INIBORNEO.COM, Pontianak – Koalisi aktivis lingkungan dari Indonesia dan Jepang mendesak perusahaan Hanwa Co., Ltd. untuk menghentikan impor bahan bakar biomassa dari Indonesia. Mereka menilai proyek biomassa yang dijalankan justru merusak hutan alam, mengancam keanekaragaman hayati, serta menimbulkan dampak sosial bagi masyarakat lokal. Dalam pernyataannya, para aktivis menyerukan tegas, “Hutan Indonesia bukanlah bahan bakar.”
Desakan ini disampaikan melalui surat permohonan dan kuesioner yang dikirim langsung kepada Hanwa Co., Ltd. Tujuannya agar perusahaan menghentikan impor pelet kayu yang bersumber dari kawasan hutan Indonesia.
Produksi Biomassa Picu Deforestasi
Selama beberapa tahun terakhir, proyek Hutan Tanaman Energi (HTE) berkembang pesat di Indonesia untuk memenuhi kebutuhan bahan bakar biomassa. Luasnya kini mencapai sekitar 1,3 juta hektare. Namun, perluasan ini justru memicu penebangan hutan alam dan konversi lahan menjadi perkebunan monokultur, yang berdampak serius terhadap lingkungan dan kehidupan masyarakat lokal.
Salah satu daerah terdampak adalah Provinsi Gorontalo, yang diketahui menjadi salah satu pemasok utama pelet kayu untuk Hanwa.
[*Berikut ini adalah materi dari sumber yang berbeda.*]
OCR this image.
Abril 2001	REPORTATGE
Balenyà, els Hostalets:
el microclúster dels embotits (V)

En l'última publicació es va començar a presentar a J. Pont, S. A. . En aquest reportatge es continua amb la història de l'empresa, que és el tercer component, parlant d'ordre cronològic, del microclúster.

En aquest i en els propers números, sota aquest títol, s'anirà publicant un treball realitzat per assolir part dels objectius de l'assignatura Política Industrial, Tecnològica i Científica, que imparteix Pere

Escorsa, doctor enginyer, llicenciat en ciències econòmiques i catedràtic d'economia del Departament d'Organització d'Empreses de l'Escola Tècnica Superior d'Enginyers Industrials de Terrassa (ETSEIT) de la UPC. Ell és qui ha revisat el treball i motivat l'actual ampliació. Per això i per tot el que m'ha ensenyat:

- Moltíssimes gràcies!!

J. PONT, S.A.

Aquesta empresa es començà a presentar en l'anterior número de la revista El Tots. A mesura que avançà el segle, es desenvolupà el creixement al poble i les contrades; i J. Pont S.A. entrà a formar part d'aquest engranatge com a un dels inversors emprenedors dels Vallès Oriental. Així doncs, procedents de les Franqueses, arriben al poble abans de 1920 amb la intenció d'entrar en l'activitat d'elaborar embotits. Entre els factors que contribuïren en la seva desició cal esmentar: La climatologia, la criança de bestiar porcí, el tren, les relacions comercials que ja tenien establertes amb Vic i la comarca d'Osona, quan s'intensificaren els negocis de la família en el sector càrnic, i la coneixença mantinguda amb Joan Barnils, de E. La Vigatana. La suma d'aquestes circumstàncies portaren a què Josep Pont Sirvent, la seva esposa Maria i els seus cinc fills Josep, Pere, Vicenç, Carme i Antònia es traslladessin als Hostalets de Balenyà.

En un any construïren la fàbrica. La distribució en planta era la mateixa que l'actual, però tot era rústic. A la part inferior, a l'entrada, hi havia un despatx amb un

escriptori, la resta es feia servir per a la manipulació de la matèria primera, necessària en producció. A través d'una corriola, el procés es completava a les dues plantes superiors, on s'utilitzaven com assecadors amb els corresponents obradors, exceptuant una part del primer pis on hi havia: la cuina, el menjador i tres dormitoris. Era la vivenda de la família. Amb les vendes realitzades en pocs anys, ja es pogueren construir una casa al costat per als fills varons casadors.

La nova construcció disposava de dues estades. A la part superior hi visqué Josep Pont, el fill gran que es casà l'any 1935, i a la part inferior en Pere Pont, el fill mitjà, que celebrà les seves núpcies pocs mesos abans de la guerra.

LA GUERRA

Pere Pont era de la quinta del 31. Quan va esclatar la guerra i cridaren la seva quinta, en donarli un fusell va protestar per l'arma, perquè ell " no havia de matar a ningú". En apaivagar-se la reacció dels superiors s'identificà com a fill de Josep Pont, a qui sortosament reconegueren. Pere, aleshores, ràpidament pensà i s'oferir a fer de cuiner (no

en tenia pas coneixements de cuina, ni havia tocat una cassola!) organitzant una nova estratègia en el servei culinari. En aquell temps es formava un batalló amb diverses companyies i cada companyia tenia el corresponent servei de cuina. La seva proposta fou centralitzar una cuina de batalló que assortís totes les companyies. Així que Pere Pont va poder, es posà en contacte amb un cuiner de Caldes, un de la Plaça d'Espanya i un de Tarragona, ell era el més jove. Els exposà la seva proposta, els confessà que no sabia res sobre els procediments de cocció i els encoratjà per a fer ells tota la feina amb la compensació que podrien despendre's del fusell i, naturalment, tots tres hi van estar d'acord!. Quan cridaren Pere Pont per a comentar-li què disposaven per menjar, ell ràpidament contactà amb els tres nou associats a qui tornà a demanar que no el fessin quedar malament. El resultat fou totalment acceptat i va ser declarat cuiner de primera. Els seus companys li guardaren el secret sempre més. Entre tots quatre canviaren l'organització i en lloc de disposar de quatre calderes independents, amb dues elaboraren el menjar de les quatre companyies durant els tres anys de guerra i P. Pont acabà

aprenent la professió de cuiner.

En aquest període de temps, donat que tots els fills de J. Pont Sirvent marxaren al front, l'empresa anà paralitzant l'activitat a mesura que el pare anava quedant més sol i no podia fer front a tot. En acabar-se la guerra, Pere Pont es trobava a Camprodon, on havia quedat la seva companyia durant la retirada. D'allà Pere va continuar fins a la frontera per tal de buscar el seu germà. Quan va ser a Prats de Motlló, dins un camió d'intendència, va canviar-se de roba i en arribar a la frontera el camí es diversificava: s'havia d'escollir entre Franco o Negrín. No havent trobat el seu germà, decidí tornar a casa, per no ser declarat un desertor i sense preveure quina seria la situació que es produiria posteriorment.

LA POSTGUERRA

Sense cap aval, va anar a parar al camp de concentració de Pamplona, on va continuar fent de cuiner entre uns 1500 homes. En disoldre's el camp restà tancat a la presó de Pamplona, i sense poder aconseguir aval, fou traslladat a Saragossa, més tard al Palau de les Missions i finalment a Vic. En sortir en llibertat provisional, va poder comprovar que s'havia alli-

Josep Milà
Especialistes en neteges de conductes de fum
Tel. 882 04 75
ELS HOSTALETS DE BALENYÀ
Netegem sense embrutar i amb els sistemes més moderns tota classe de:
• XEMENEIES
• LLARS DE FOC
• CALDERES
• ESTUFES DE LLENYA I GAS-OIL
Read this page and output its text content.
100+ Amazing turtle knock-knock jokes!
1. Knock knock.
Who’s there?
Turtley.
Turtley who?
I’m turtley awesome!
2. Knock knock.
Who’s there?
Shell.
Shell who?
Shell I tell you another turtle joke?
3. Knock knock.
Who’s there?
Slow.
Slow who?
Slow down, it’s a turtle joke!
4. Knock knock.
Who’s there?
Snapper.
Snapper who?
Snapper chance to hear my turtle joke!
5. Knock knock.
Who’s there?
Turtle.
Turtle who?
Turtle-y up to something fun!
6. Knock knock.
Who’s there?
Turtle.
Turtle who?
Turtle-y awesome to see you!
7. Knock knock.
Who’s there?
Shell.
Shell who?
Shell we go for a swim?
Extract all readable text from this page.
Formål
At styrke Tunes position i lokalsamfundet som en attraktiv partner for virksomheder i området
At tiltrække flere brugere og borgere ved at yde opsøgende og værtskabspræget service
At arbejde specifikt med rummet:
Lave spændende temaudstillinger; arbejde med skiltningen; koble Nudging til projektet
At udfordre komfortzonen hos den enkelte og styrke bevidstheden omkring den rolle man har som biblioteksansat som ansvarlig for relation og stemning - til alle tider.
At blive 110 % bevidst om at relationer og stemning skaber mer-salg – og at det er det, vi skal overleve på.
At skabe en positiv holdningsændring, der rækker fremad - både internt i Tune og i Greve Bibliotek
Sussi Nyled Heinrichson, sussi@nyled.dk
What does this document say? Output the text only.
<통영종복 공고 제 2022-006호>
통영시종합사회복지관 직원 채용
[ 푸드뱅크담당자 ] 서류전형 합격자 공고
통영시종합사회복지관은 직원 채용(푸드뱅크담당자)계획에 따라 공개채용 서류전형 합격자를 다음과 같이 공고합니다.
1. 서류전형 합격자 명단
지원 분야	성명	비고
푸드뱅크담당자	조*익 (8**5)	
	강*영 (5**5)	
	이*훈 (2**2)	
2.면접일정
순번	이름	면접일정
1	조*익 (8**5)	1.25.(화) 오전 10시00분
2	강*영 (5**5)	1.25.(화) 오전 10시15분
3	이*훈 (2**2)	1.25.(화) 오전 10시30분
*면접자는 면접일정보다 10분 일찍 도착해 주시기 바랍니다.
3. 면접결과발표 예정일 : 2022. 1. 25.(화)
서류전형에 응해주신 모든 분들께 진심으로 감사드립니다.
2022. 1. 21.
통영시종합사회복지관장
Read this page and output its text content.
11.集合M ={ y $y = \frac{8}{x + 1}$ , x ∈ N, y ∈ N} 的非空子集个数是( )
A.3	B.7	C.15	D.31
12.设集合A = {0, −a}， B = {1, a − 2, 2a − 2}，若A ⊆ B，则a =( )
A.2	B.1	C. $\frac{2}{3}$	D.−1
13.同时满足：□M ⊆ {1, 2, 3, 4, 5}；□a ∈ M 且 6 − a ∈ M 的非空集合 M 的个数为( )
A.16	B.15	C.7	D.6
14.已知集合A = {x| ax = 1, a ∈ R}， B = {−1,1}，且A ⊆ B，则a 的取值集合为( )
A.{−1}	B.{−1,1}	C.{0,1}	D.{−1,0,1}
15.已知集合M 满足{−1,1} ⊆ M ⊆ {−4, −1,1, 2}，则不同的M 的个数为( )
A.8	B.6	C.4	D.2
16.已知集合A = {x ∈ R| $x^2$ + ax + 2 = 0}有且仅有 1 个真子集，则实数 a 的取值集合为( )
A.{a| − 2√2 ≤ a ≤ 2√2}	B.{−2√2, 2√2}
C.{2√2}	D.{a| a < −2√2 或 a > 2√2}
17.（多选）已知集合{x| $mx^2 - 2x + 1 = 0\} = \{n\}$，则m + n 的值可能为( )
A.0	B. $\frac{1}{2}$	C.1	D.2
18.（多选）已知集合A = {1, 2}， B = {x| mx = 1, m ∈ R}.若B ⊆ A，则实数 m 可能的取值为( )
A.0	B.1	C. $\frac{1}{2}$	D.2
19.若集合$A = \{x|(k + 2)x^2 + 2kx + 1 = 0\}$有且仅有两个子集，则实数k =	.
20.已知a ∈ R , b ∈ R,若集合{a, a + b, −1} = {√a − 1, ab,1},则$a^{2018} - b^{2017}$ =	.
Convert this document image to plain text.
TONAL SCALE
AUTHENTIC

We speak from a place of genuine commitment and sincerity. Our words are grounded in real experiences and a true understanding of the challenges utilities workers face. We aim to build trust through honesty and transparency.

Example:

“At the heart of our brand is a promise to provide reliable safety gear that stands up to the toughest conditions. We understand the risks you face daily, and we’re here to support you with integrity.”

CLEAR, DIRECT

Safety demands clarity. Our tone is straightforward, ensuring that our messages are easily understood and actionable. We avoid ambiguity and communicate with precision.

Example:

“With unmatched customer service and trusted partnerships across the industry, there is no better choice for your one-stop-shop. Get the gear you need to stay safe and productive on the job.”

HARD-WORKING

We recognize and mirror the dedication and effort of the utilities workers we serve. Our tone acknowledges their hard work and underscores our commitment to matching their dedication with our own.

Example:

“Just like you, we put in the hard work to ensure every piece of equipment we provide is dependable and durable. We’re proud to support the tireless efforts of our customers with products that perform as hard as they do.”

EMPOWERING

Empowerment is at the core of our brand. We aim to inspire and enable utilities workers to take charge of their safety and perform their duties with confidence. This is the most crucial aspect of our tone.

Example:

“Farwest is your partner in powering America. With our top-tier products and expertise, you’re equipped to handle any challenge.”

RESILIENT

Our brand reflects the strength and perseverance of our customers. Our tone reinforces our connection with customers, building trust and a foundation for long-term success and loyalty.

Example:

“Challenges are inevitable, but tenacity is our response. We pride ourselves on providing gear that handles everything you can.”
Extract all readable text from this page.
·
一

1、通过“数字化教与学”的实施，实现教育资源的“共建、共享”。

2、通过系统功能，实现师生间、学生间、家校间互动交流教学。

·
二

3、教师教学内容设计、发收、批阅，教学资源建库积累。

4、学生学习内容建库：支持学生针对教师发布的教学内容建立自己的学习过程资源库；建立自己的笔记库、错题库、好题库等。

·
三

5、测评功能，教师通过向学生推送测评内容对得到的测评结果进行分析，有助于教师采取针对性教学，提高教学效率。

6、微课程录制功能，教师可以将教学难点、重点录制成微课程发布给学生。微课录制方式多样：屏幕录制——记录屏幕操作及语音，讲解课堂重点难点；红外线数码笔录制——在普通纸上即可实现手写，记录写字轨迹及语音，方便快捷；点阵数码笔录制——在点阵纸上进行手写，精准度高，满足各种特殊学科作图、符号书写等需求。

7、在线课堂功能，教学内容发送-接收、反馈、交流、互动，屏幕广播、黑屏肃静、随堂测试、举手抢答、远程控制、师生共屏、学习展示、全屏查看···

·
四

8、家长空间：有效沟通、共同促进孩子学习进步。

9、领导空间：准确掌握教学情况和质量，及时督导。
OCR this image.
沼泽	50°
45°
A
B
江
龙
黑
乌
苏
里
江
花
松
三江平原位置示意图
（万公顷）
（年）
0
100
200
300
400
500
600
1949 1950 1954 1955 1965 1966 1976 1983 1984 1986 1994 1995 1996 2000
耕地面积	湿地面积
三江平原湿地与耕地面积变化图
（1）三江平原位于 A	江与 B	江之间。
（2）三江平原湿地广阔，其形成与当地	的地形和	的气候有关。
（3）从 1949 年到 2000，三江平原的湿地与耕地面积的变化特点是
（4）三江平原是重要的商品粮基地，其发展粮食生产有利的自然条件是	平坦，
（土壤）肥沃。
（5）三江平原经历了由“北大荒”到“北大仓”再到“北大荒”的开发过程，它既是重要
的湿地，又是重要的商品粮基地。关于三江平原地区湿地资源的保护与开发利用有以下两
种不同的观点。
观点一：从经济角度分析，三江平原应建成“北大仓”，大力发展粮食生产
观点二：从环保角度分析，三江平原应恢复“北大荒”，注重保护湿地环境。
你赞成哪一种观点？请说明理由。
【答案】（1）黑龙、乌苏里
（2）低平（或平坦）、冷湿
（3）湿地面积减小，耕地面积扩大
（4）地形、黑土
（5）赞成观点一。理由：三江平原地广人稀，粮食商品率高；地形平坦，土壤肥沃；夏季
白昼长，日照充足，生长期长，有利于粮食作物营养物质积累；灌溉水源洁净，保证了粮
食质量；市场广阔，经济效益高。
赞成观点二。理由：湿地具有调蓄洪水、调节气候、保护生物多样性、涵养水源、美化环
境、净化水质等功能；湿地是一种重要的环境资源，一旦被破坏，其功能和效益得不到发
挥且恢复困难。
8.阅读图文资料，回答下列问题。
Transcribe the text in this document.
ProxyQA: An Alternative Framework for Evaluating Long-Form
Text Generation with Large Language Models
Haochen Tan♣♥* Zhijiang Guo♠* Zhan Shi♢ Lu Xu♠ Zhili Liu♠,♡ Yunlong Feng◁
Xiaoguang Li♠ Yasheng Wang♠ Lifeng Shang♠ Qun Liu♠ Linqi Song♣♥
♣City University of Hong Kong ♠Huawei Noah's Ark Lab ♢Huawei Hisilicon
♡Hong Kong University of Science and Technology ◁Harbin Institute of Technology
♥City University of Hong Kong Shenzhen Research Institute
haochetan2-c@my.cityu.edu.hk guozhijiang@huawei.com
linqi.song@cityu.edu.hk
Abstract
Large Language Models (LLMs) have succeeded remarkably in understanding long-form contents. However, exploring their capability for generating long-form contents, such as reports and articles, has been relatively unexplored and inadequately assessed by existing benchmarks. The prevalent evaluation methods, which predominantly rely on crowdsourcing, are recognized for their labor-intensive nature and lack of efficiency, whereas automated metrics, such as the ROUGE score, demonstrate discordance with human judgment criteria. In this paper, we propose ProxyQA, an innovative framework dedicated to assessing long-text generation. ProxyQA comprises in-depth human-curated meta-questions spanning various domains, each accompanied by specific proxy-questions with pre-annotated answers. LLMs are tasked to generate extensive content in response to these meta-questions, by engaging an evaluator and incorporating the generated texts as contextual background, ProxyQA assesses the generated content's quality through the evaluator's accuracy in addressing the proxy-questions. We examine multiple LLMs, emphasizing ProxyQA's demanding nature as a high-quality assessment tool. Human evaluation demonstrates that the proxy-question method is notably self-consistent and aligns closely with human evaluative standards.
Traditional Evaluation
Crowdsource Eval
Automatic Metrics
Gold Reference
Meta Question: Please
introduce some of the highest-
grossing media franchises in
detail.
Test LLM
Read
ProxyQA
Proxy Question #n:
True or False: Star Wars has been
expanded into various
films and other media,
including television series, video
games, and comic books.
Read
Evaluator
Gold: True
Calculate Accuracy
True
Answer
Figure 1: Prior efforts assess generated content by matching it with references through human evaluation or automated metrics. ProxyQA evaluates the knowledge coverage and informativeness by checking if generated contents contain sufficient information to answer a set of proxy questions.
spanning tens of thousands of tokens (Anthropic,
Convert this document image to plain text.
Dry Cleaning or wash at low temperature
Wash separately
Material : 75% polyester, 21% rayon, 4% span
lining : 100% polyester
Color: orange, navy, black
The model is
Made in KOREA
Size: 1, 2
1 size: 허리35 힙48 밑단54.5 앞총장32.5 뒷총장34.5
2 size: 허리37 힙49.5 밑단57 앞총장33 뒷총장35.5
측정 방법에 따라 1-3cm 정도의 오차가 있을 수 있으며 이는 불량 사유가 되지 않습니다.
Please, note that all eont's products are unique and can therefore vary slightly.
Menurut sejumlah lembaga lingkungan, ekspansi proyek energi ini dilakukan tanpa melibatkan masyarakat dan berpotensi menghapus ruang hidup mereka.
Warga Tidak Pernah Dilibatkan
Direktur Eksekutif WALHI Gorontalo, Defri Sofyan, mengungkapkan hasil penelitian di dua desa yang wilayahnya tumpang tindih dengan konsesi terkait Hanwa. Ia menegaskan, perusahaan gagal memperoleh Persetujuan Atas Dasar Informasi Sejak Awal Tanpa Paksaan (PADIATAPA) dari masyarakat.
“Sejak awal, komunitas sudah menolak kehadiran perusahaan. Mereka khawatir hutan rusak, banjir dan longsor meningkat, serta kehilangan akses terhadap hutan yang penting untuk mata pencaharian mereka,” ujarnya.
Defri menambahkan, klaim perusahaan soal peningkatan ekonomi warga tidak terbukti. Justru, kualitas lingkungan menurun akibat hilangnya keanekaragaman hayati dan tercemarnya sumber air.
Investigasi Lapangan Ungkap Eksploitasi Hutan
Temuan serupa disampaikan oleh Forest Watch Indonesia (FWI). Juru kampanye FWI, Anggi Putra Prayoga, mengatakan bahwa praktik penebangan besar-besaran di kawasan hutan alam masih terjadi di balik narasi energi hijau.
“Hutan memiliki fungsi penting untuk melindungi kehidupan manusia dari krisis iklim. Tidak ada keberlanjutan jika praktik yang merusak hutan masih dijalankan,” tegas Anggi.
Menurut hasil investigasi lapangan, pemanfaatan kayu dari hutan alam untuk produksi biomassa masih dilakukan secara masif. Hal ini menunjukkan lemahnya pengawasan dan uji tuntas terhadap sumber bahan bakar biomassa yang diekspor ke luar negeri.
Kritik untuk Kebijakan Energi Jepang
Dari Jepang, Friends of the Earth Japan juga mengkritik kebijakan pemerintahnya yang mempromosikan pembangkit listrik biomassa melalui skema Feed-in Tariff (FIT).
Aktivis lingkungan Jepang, Junichi Mishiba, menilai kebijakan ini justru mendorong penebangan hutan di Indonesia atas nama energi terbarukan.
“Skema FIT yang disebut ramah lingkungan ternyata mempercepat konversi hutan alam Indonesia. Pemerintah Jepang dan perusahaan harus sadar, FIT dibiayai oleh publik lewat tagihan listrik, dan sudah saatnya kebijakan ini ditinjau ulang,” ujarnya.
Koalisi lembaga lingkungan dari kedua negara itu menyerukan agar Hanwa Co., Ltd. segera menghentikan impor pelet kayu yang terkait dengan deforestasi dan memastikan seluruh rantai pasoknya mematuhi prinsip keberlanjutan dan hak asasi manusia.
Bagi mereka, proyek biomassa yang dijalankan tanpa menghormati hak masyarakat lokal dan tanpa menjaga kelestarian hutan bukanlah solusi hijau, melainkan bentuk baru dari eksploitasi atas nama energi bersih.